En el caso de los suelos laminados, puedes elegir entre diferentes acabados según el efecto que quieras conseguir.
Con bisel: cada lama tiene un ligero rebaje en los bordes que marca la separación entre piezas, creando un efecto más natural y similar a la madera real. Aporta profundidad y un acabado más elegante.
Sin bisel: superficie totalmente lisa y continua, ideal para estilos modernos y minimalistas, donde se busca uniformidad y amplitud visual.

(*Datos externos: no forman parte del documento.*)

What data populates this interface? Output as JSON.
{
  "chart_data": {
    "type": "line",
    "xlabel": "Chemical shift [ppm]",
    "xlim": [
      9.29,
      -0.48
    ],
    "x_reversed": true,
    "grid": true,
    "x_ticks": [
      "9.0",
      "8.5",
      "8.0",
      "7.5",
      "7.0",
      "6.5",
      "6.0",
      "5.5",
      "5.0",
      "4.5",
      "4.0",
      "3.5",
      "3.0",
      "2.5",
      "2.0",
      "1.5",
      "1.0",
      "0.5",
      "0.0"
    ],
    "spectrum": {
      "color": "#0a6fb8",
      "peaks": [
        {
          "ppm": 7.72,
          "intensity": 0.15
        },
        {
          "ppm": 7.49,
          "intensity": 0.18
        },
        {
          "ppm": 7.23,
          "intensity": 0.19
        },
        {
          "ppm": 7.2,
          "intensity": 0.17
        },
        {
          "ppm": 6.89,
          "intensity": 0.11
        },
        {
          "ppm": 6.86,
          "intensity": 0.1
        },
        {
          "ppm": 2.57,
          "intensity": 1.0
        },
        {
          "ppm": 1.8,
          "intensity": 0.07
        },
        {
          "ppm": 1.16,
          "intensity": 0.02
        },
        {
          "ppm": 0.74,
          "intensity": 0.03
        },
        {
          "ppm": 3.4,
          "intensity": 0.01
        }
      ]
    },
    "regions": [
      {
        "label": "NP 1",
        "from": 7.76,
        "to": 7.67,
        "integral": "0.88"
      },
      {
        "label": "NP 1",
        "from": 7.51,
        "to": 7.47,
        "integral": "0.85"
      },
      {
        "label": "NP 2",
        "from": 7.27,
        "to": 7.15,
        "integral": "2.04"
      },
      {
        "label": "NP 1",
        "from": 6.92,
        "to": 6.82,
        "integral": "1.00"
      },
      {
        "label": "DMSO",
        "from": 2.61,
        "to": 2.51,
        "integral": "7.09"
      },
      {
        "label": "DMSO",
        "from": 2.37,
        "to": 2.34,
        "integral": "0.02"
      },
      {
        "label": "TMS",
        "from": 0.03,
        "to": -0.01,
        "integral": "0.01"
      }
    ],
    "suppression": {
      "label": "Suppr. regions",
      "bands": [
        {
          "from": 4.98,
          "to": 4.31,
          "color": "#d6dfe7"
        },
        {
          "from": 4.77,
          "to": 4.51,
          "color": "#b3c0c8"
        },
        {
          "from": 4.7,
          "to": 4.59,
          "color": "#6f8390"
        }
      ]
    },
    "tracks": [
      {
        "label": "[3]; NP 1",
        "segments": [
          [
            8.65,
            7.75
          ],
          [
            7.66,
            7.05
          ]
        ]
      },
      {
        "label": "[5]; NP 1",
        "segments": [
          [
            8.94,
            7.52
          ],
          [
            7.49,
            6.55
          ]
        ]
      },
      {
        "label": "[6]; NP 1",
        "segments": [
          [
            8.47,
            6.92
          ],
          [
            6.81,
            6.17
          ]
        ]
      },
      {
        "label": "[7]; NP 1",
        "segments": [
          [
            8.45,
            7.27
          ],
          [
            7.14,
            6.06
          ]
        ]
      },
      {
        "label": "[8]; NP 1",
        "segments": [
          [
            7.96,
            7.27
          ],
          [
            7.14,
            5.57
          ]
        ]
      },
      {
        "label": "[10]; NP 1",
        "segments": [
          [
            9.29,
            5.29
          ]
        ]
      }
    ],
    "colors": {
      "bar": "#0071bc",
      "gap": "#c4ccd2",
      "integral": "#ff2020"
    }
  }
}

Además, existen distintos tipos de laminados según su resistencia y uso:
AC3/AC4: perfectos para viviendas, con alta resistencia al desgaste diario.
AC5:recomendados para zonas de mucho tránsito o espacios comerciales.
Diferentes grosores y calidades que influyen en el aislamiento, la durabilidad y la sensación al pisar.
Por su parte, los suelos vinílicos destacan por su gran resistencia al agua, siendo ideales para cocinas, baños o cualquier espacio donde se necesite un extra de protección sin perder diseño.
Destacan en:
Estética impecable: gran variedad de tonos, formatos y texturas.
Alta resistencia: pensados para el ritmo del día a día.
Instalación rápida y limpia: sin obras complicadas.
Fácil mantenimiento: prácticos, higiénicos y duraderos.